Mitchell Young Becomes 2nd Temple Goldwater Scholar

Mitchell J. Young, a sophomore physics and mechanical engineering double major, has become the second Temple University student in as many years—and the second student ever—to win a prestigious Barry Goldwater Scholarship.

The Goldwater Scholarship is the most prestigious STEM (science, technology, engineering and math) award for undergraduates. Ruth Ost, the senior director of the Temple University Honors Program, of which Young is a member, calls it “the Rhodes Scholarship of STEM.”

Young was one of just 496 U.S. college students selected for the scholarship this year from a pool of over 5,000 college sophomores and juniors nominated by 443 academic institutions.

“It was a bit shocking when I first learned I about it,” says Mitchell, who is from Springfield, Delaware County, Pennsylvania. “Now it’s become something I am very proud to have accomplished.”
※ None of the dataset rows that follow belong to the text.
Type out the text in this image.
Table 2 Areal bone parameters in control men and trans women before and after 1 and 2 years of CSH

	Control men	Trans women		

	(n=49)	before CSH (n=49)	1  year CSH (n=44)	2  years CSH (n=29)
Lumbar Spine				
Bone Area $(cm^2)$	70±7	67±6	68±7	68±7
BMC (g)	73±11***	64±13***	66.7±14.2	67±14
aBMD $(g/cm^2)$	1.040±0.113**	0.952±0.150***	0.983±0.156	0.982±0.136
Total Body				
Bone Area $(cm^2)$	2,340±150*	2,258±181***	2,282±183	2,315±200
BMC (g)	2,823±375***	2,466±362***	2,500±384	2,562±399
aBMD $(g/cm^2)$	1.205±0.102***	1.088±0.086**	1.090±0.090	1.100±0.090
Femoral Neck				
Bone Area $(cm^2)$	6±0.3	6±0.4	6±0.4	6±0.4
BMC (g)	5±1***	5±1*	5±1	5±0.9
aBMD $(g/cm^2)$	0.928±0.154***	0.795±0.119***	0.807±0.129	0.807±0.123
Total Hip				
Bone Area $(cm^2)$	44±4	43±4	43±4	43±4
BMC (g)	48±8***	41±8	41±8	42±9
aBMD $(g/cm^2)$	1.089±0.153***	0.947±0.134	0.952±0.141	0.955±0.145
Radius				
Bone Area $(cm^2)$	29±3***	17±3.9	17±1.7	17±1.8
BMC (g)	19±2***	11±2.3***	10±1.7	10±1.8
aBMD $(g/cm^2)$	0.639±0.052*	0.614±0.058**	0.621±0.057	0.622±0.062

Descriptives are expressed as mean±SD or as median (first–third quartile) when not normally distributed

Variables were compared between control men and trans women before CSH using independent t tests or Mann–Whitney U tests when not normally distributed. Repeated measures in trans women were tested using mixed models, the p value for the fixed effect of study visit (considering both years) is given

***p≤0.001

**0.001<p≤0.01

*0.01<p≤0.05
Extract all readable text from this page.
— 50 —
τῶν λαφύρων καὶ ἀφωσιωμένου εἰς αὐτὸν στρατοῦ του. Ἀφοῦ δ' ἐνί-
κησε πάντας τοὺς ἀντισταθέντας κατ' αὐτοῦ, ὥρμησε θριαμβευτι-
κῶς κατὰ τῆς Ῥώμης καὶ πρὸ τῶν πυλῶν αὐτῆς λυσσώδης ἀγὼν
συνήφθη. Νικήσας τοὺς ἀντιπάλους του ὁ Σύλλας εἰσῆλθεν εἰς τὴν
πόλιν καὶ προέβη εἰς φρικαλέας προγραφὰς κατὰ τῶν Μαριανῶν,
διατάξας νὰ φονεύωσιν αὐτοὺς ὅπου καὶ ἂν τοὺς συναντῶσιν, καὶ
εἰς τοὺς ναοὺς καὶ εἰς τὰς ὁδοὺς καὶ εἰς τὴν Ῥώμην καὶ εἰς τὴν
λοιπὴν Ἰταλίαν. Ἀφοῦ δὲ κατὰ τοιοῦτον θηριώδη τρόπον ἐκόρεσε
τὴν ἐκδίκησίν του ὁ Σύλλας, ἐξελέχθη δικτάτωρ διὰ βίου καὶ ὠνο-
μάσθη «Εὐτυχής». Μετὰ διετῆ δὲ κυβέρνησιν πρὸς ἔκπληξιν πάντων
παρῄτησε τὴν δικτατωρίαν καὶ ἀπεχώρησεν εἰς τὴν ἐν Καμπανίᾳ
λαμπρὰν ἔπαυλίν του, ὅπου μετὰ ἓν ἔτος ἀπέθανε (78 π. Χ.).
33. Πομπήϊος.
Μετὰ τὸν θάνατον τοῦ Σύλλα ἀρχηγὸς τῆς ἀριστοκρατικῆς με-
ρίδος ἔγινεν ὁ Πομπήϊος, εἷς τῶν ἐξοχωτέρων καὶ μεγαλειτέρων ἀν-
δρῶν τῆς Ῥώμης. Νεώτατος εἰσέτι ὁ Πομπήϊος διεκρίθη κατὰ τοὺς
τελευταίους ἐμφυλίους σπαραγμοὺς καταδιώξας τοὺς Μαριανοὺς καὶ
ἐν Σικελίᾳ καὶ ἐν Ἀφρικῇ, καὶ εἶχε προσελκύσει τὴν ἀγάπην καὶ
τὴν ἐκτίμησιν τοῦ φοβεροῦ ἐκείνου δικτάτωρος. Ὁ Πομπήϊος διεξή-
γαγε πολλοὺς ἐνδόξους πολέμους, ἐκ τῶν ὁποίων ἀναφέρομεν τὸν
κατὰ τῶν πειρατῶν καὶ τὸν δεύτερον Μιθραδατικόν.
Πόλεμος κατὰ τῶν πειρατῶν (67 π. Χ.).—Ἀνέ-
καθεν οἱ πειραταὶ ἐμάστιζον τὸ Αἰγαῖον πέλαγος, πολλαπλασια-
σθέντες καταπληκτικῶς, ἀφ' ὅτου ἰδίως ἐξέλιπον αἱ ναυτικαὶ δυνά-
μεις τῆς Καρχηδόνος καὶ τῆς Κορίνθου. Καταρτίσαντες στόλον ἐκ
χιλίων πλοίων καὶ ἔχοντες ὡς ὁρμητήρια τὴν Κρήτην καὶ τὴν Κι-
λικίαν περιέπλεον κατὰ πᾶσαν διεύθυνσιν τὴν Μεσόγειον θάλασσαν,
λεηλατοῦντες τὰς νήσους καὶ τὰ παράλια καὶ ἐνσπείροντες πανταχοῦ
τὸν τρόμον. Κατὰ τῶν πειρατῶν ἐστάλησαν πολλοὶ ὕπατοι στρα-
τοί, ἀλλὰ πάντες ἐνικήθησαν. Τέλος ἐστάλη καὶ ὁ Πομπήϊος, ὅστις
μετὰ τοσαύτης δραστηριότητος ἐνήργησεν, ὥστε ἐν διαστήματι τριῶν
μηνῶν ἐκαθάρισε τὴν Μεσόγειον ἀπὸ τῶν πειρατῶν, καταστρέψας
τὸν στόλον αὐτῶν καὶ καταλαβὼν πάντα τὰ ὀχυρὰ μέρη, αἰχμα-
The scholarship will award Young $7,500 for tuition, housing and fees for both his junior and senior year. “It helps relieve the financial burden of attending college, gives me more freedom regarding where I want to go to graduate school and it makes it easier for me to focus more on my undergraduate research,” says Young.

Young originally planned on majoring only in mechanical engineering, but then added a physics major to include a more theoretical and mathematical basis for solving complex problems. During the summer of 2017, Mitchell worked in a mechanical engineering lab at Temple. Simultaneously, at the suggestion of Carnell Professor Michael L. Klein, dean of the College of Science and Technology, he began working as an undergraduate researcher in the laboratory of Professor Virgil Percec, a chemistry professor at the University of Pennsylvania. Among his investigations: helping develop and design new 2-D and 1-D polymers capable of hydrogen bonding, as well as creating visualizations of designed polymers and simulating x-ray diffractions.

“I like being able to collaborate between universities, meeting people both inside and outside of Temple and getting to know people who have made some incredible contributions to the scientific community,” says Young, whose mother, Michele, is a senior administrative assistant in the College of Science and Technology.

Young hasn’t decided whether he will pursue a career in academia or industry, but as he indicated on his Goldwater Scholarship application, he plans on earning a PhD in materials science/engineering in order to conduct defense-related research of advanced materials.

Marcus Forst, who is also a physics major, last year was the first Temple student to be named a Goldwater Scholar. After graduation, Forst will pursue a PhD in applied physics at Stanford University in fall 2020, where the full cost of his attendance will be supported by an esteemed Knight-Hennessy Scholarship.